Environmental campaigner Pete Bethune waited decades for Japan to be hauled before the international court over its whaling in the Southern Ocean, and his patience was tested one final time when the judgment was delivered in The Hague.
International Court of Justice president Peter Tomka took almost two hours to read out Monday’s ruling that should end years of diplomatic wrangling and violent clashes in Antarctic waters.
“It took a long time for the moment to come,” Bethune said of the moment Judge Tomka stated Tokyo’s hunt was “not for purposes of scientific research”, as had been asserted by Australia, and was therefore illegal.
“It wasn’t until the very end (of the ruling).”
The former Sea Shepherd activist could just as easily have been talking about the decades-long campaign to end Japan’s hunt which has seen 10,000 minke whales killed since a 1986 ban on commercial whaling.
The ICJ decision is unlikely to have an impact on whale populations migrating through South Australian waters.
According to Blue Whale researcher, Dr Catherine Attard of Flinders University, most whales that migrate to and from South Australian waters each year are Southern Right Whales and Blue Whales, the latter of which had been protected from cull since the 1970s and won’t benefit from the halt of Japanese whaling in the Southern Ocean.
The central targets for Japan’s cull have been Minke Whales, which mostly migrate through Queensland waters.
For Bethune the fight is deeply personal.
The New Zealander was detained by Japanese authorities for five months in 2010.
He was seized after he boarded a whaler with the intention of making a citizen’s arrest of its captain, for the attempted murder of the crew on the speedboat Ady Gil, which had previously sunk after colliding with the larger ship.
“To come here today to this court and be vindicated – it’s an amazing day,” a clearly emotional Bethune said at the Peace Palace.
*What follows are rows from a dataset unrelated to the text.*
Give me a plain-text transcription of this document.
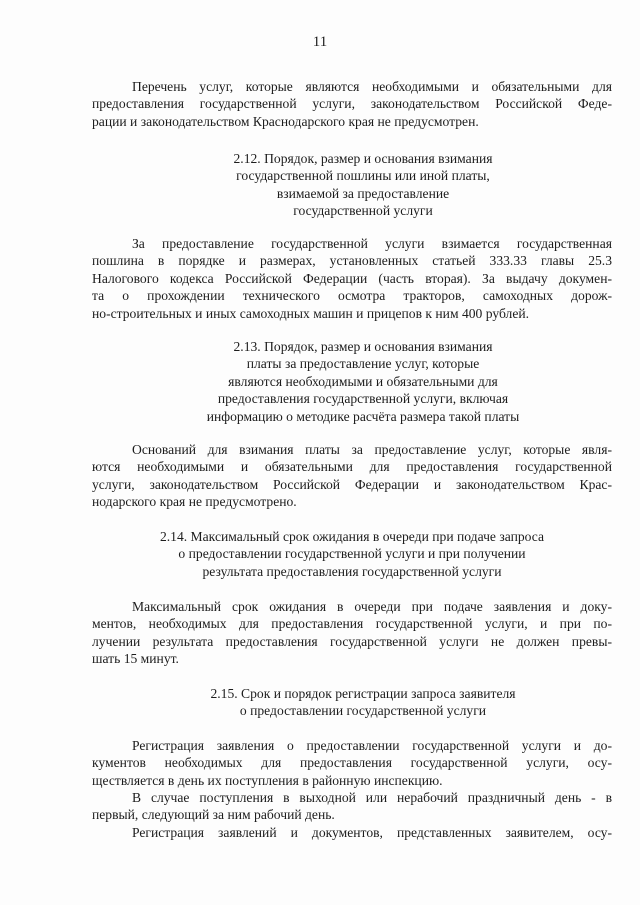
11
Перечень услуг, которые являются необходимыми и обязательными для
предоставления государственной услуги, законодательством Российской Феде-
рации и законодательством Краснодарского края не предусмотрен.
2.12. Порядок, размер и основания взимания
государственной пошлины или иной платы,
взимаемой за предоставление
государственной услуги
За предоставление государственной услуги взимается государственная
пошлина в порядке и размерах, установленных статьей 333.33 главы 25.3
Налогового кодекса Российской Федерации (часть вторая). За выдачу докумен-
та о прохождении технического осмотра тракторов, самоходных дорож-
но-строительных и иных самоходных машин и прицепов к ним 400 рублей.
2.13. Порядок, размер и основания взимания
платы за предоставление услуг, которые
являются необходимыми и обязательными для
предоставления государственной услуги, включая
информацию о методике расчёта размера такой платы
Оснований для взимания платы за предоставление услуг, которые явля-
ются необходимыми и обязательными для предоставления государственной
услуги, законодательством Российской Федерации и законодательством Крас-
нодарского края не предусмотрено.
2.14. Максимальный срок ожидания в очереди при подаче запроса
о предоставлении государственной услуги и при получении
результата предоставления государственной услуги
Максимальный срок ожидания в очереди при подаче заявления и доку-
ментов, необходимых для предоставления государственной услуги, и при по-
лучении результата предоставления государственной услуги не должен превы-
шать 15 минут.
2.15. Срок и порядок регистрации запроса заявителя
о предоставлении государственной услуги
Регистрация заявления о предоставлении государственной услуги и до-
кументов необходимых для предоставления государственной услуги, осу-
ществляется в день их поступления в районную инспекцию.
В случае поступления в выходной или нерабочий праздничный день - в
первый, следующий за ним рабочий день.
Регистрация заявлений и документов, представленных заявителем, осу-
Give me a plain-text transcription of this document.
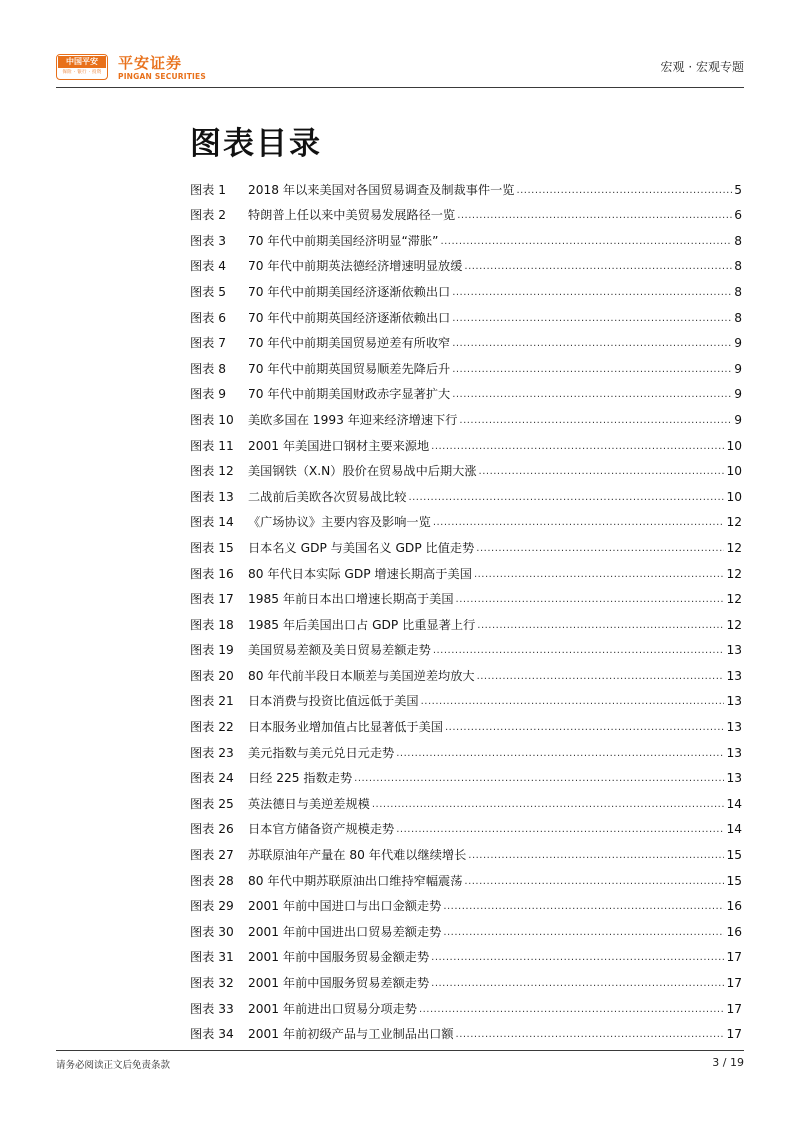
中国平安
保险 · 银行 · 投资
平安证券
PINGAN SECURITIES
宏观 · 宏观专题
图表目录
图表 1	2018 年以来美国对各国贸易调查及制裁事件一览 .....	5
图表 2	特朗普上任以来中美贸易发展路径一览 .....	6
图表 3	70 年代中前期美国经济明显“滞胀” .....	8
图表 4	70 年代中前期英法德经济增速明显放缓 .....	8
图表 5	70 年代中前期美国经济逐渐依赖出口 .....	8
图表 6	70 年代中前期英国经济逐渐依赖出口 .....	8
图表 7	70 年代中前期美国贸易逆差有所收窄 .....	9
图表 8	70 年代中前期英国贸易顺差先降后升 .....	9
图表 9	70 年代中前期美国财政赤字显著扩大 .....	9
图表 10	美欧多国在 1993 年迎来经济增速下行 .....	9
图表 11	2001 年美国进口钢材主要来源地 .....	10
图表 12	美国钢铁（X.N）股价在贸易战中后期大涨 .....	10
图表 13	二战前后美欧各次贸易战比较 .....	10
图表 14	《广场协议》主要内容及影响一览 .....	12
图表 15	日本名义 GDP 与美国名义 GDP 比值走势 .....	12
图表 16	80 年代日本实际 GDP 增速长期高于美国 .....	12
图表 17	1985 年前日本出口增速长期高于美国 .....	12
图表 18	1985 年后美国出口占 GDP 比重显著上行 .....	12
图表 19	美国贸易差额及美日贸易差额走势 .....	13
图表 20	80 年代前半段日本顺差与美国逆差均放大 .....	13
图表 21	日本消费与投资比值远低于美国 .....	13
图表 22	日本服务业增加值占比显著低于美国 .....	13
图表 23	美元指数与美元兑日元走势 .....	13
图表 24	日经 225 指数走势 .....	13
图表 25	英法德日与美逆差规模 .....	14
图表 26	日本官方储备资产规模走势 .....	14
图表 27	苏联原油年产量在 80 年代难以继续增长 .....	15
图表 28	80 年代中期苏联原油出口维持窄幅震荡 .....	15
图表 29	2001 年前中国进口与出口金额走势 .....	16
图表 30	2001 年前中国进出口贸易差额走势 .....	16
图表 31	2001 年前中国服务贸易金额走势 .....	17
图表 32	2001 年前中国服务贸易差额走势 .....	17
图表 33	2001 年前进出口贸易分项走势 .....	17
图表 34	2001 年前初级产品与工业制品出口额 .....	17
请务必阅读正文后免责条款	3 / 19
“I was paraded around like a common criminal (in 2010) and yet I was fighting something that I always knew was illegal and to have it proven here today, in the highest court in the world, I couldn’t be happier.”
The 48-year-old said “everything” had been on the line in the legal stoush between Canberra and Tokyo.
If Japan had won it would have legitimised so-called “research whaling” in Antarctica and other countries may joined Tokyo’s fleet heading south each summer, he said.
“I was pretty nervous walking into the court.”
The ICJ focused on whether Japan’s whaling program was genuine scientific research.
During the three-week hearing in mid-2013, Australia argued Tokyo was cloaking a commercial whaling operation “in the lab coat of science”.
Lawyer Philippe Sands QC argued: “What you have before you is not a scientific research program it is a heap of body parts taken from a large number of dead whales.”
The court on Monday backed Canberra’s view.
“The court dissected Japan’s scientific program, pulled it to bits, and proved that the amount of science is tiny relative to the commercial aspect,” Bethune said.
“In the end justice has been served here today.
“I’d be surprised if they ever go back to Antarctica.”
Greenpeace spokesman John Frizell hopes Japan’s vessels do return to the Southern Ocean – just minus their harpoons.
He said the long-distance ships would be great for sight-seeing or non-lethal research.
Frizell congratulated Australia on Monday’s successful outcome but noted it had been a long journey.
“In the run-up to this Australia said they would try every diplomatic means possible to convince Japan to stop whaling in the Southern Ocean and they would only go to the ICJ as a last resort,” the veteran campaigner said.
“They followed that through over years and years, with a lot of people very concerned that they should have moved more quickly, but they exhausted every possible diplomatic channel before finally going to this.
“Their judgment has now been spectacularly vindicated.”